At the top is the most specific level: ‘your code’. This is the code that you produced to analyse your data and get the final published result.
Below this is the ‘packages’ layer, containing the packages you used within your code. These are also bundles of code, but they serve a more general purpose, being used in mutliple different pieces of (research) software. For example: numpy, pandas, etc.
Next is the ‘language’ layer. This is the specific programming language and version you used. Typically, both your code and the packages you have used are written in this language, and it consists of the language syntax as well as some built in packages (in some cases called the standard library).
The next layer is the ‘operating system’ layer. Which is a very simpified way of describing all the code that interacts between the programming language you are using, and the actual electronic hardware that makes up a computer.
Finally, you have the actual computer hardware.

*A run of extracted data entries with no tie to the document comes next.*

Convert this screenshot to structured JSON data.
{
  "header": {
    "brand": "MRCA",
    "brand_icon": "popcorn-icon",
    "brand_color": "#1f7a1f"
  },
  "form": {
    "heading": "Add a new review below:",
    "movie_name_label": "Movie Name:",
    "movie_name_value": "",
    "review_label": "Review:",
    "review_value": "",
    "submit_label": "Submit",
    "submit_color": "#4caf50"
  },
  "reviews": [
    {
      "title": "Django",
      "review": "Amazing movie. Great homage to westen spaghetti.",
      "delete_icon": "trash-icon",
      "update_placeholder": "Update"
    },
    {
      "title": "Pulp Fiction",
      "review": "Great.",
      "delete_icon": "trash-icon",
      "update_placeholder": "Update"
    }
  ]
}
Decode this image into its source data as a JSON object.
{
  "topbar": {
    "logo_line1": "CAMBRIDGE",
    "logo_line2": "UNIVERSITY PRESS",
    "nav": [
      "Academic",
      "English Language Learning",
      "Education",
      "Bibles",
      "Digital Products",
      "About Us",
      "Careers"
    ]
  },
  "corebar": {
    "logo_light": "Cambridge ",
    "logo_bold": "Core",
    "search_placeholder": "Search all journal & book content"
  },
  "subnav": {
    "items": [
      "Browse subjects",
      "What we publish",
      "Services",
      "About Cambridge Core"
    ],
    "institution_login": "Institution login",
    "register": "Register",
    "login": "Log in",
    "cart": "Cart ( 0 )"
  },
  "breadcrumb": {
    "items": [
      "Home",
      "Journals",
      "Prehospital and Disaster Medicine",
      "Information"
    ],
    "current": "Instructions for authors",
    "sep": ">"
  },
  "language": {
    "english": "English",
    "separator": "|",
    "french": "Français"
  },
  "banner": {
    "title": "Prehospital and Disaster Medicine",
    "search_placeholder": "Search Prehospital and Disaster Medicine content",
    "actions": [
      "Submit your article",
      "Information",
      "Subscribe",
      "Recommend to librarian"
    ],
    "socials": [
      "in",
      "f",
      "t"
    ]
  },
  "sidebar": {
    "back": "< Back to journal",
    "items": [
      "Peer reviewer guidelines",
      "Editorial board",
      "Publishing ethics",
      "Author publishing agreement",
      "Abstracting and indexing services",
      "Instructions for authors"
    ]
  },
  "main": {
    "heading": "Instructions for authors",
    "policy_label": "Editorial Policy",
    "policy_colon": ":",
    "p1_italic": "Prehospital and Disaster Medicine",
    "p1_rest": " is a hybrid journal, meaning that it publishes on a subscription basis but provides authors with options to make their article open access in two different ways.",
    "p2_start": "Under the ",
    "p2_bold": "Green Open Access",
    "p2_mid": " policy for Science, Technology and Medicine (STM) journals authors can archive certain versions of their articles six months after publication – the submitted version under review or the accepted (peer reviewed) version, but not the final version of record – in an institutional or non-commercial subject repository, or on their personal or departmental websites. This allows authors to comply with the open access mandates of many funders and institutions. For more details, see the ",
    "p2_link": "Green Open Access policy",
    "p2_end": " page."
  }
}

What is computational reproducibility?

Discussion

How would you define computational reproducibility?

Show me the solution

A suggested definition:
Computational reproducibility is the degree to which your code can be run in a different computational context (i.e. either by a different person, at a different time, on a different machine, or any combination of these three) and will produce the same or equivalent outcome.

What counts as the same or equivalent will vary between research contexts. In some cases precise byte-for-byte reproducibility is essential, while in others getting results that fall in the same range will be suitable.

The more layers of your computational environment that you are able to capture (going from the top to the bottom layer), the more reproducible your results will be. Although this is accompanied by increasing technical complexity, so choosing the right degree of computational reproducibility for your project is key.

In the next section we’ll look in a bit more detail about package managers, virtual environments, and how we can use them in conjunction to capture the ‘packages’ layer of a computational environment.

Key Points

Typically, simply providing your source code does not allow other to reproduce your work.
Computational reproducibility is the degree to which code can be run in a different context.
Improving computational reproducibility relies on capturing information about your computational environment.